As consumer advocates trumpeted their victory, others took a longer view of the U.S. Patent and Trademark Office‘s preliminary denial of claims in three stem cell patents held by the Wisconsin Alumni Research Foundation (WARF).
“It’s almost a matter of courtesy to grant a re-look [at the patent claims],” as the PTO has done, said David Greenwood, chief financial officer of Menlo Park, Calif.-based Geron Corp., a major player in stem cell research. “We’re at the front end of the process.”
The PTO ultimately may revoke or modify the patents — or leave them entirely untouched, though some pundits believe the latest move likely means changes, and could embolden companies to start research that infringes on the WARF claims.
“It’s a big thing,” said Paul Lesko, patent attorney with SimmonsCooper in East Alton, Ill. “Most times there will be at least an amendment, if the patent survives,” although the process could take years.
“When it comes to a [final PTO action], I’d say a wholesale rejection is more common than anything else,” Lesko said, especially with patents that contain claims that are fewer in number, like WARF‘s.
Geron, which has licensed the WARF patents, will not be directly involved in the continued dispute. “We work with WARF all the time on patent prosecution issues and always have, but they manage the process,” Greenwood said.
Claims made in the trio of patents “are justifiable and should be issued,” he insisted. “We support [them], notwithstanding that we have economics that flow to WARF,” which functions as the technology transfer arm of the University of Wisconsin. “If the WARF patents go away, it has no effect whatsoever on the concentric rings of [other] patents,” Greenwood added. Geron‘s intellectual property includes 209 patents in all, with 24 issued in the U.S. and 44 issued in all.
Dated March 30, the PTO’s preliminary decision became known Tuesday. WARF has two months to appeal the finding that favors the arguments of the Foundation for Taxpayer and Consumer Rights, California’s main watchdog organization, which filed opposing paperwork last July. The Public Patent Foundation, a not-for-profit legal services outfit, joined the FTCR in the effort.
Consumer groups charge that research done by University of Wisconsin researcher James Thomson in isolating stem cell lines was not novel, useful or non-obvious, and simply built on previous work. They note the discovery of embryonic stem cells in 1981 by Martin Evans and Matthew Kaufman in Great Britain and Gail Martin at the University of California, San Francisco – none of whom patented their efforts, allowing research to continue without impediments.
“WARF was first in the door, but they’ve always allowed licenses,” Lesko said, adding that others might not have skipped getting patents on earlier work just to keep the research gates open. “Every time I’ve heard that justification, [the real reason is] they didn’t think about it,” he said.

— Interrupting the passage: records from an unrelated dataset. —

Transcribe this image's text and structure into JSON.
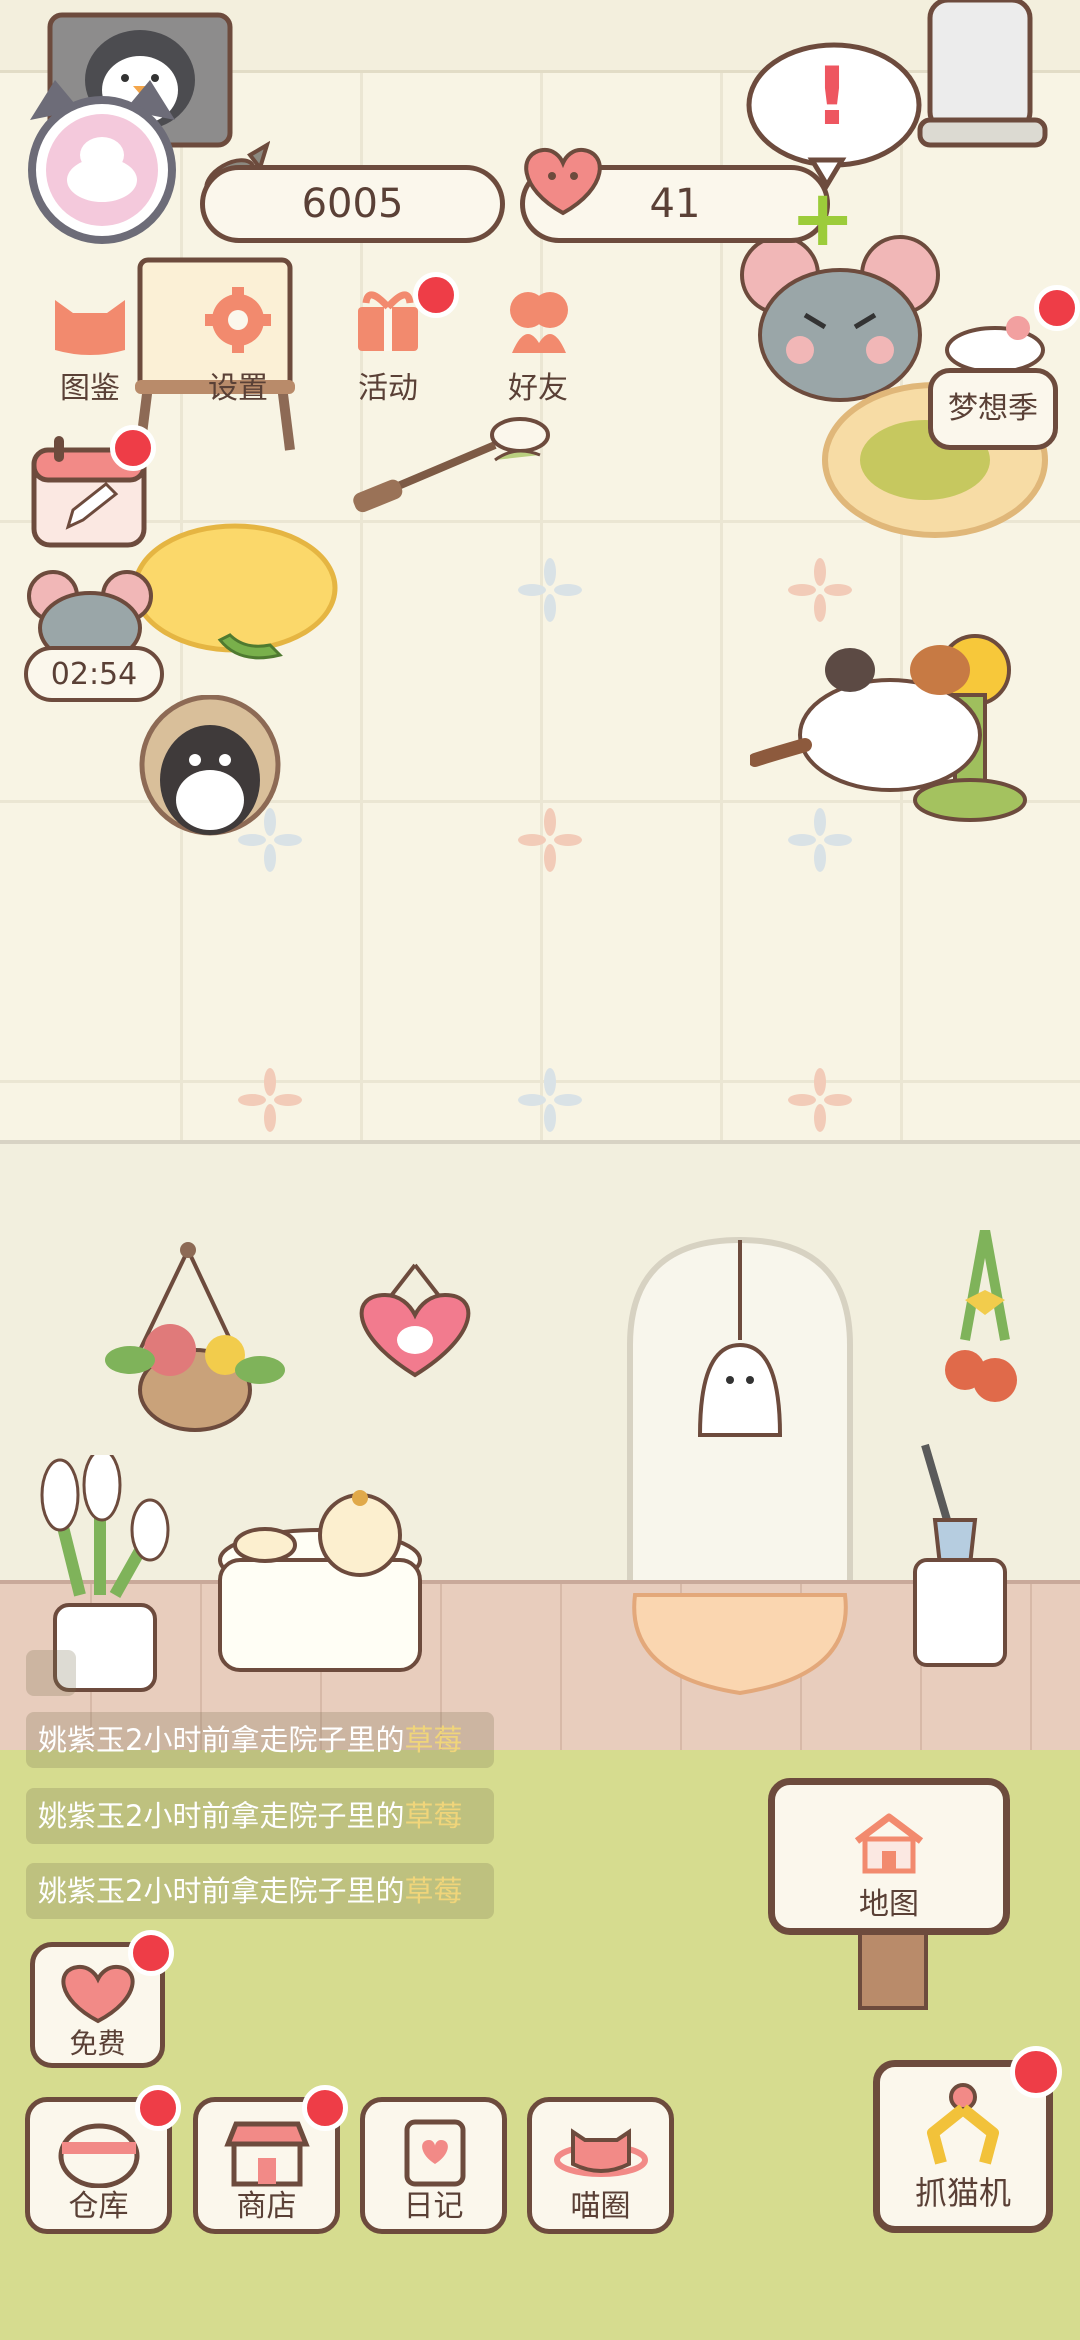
{
  "hud": {
    "fish_count": "6005",
    "heart_count": "41",
    "alert_mark": "!",
    "plus": "+"
  },
  "menu": [
    {
      "label": "图鉴",
      "icon": "cat-face-icon"
    },
    {
      "label": "设置",
      "icon": "gear-icon"
    },
    {
      "label": "活动",
      "icon": "gift-icon"
    },
    {
      "label": "好友",
      "icon": "friends-icon"
    }
  ],
  "dream_season": {
    "label": "梦想季"
  },
  "timer": {
    "value": "02:54"
  },
  "toasts": [
    {
      "prefix": "姚紫玉2小时前拿走院子里的",
      "item": "草莓"
    },
    {
      "prefix": "姚紫玉2小时前拿走院子里的",
      "item": "草莓"
    },
    {
      "prefix": "姚紫玉2小时前拿走院子里的",
      "item": "草莓"
    }
  ],
  "map": {
    "label": "地图"
  },
  "free": {
    "label": "免费"
  },
  "bottom_bar": [
    {
      "label": "仓库",
      "icon": "storage-icon"
    },
    {
      "label": "商店",
      "icon": "shop-icon"
    },
    {
      "label": "日记",
      "icon": "diary-icon"
    },
    {
      "label": "喵圈",
      "icon": "cat-planet-icon"
    }
  ],
  "claw": {
    "label": "抓猫机"
  },
  "colors": {
    "red_dot": "#ee3d47",
    "border_brown": "#6d4b3d",
    "highlight_yellow": "#f0d57a",
    "plus_green": "#9ccc3a"
  }
}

No country other than the U.S. honors the WARF patents, opponents said, and U.S. researchers have conducted their investigations overseas so they can avoid paying royalties to WARF – which has been taking considerable heat, and in January conceded not to demand licensing deals from outside scientists. (See BioWorld Today, Jan. 25, 2007.)
But WARF still asserts royalty rights as its reward for academic work that has paid off big before. Few in the pharmaceutical world can hear the WARF acronym without thinking of warfarin, the anticoagulant whose development began with research at the University of Wisconsin. New York-based Bristol-Myers Squibb Co
sells warfarin as Coumadin.
Geron, for its part, does not consider competitors with regard to intellectual property, Greenwood said. “We think about collaborators and partners,” he said. “All of our patents are available for academic research licenses at no charge. It’s not a line of business for us. Any academic institution [can get] a license, with no strings, no mandatory license rights back or any of that.” If academic scientists invent something worthwhile, “we’ll queue up along with anyone else” to make a deal, Greenwood added.
An investigational new drug application for GRNOPC1, Geron‘s first embryonic stem cell-derived therapeutic program for spinal cord injury, is expected in 2007.
“We have no lobby in Washington, and we don’t try to influence public opinion through the newspapers,” Greenwood said. “We’re the science shop. The ethics and politics will sort out over time.”
The sorting has been hectic so far, and may become more so. “If we file [the IND] and begin to treat spinal cord injury, and all of a sudden we can bring back some sensory perception or motor skills to a paraplegic, imagine the ethical question that raises,” he said. “There’s nothing else you can do for these people. Are you going to deny them the cells?”
The stem cell dispute has special meaning in California, where voters cleared Proposition 71, the nation’s biggest publicly funded stem cell research program, in 2004, allocating $3 billion in grants over the next 10 years, although the measure still faces court action.
“First, the judge rejected both lawsuits on their merits, but she didn’t throw [the case] out, and allowed the appeals process,” Greenwood noted. Prop 71‘s opponents “have kind of lost round two, but the beat goes on,” with more legal skirmishing.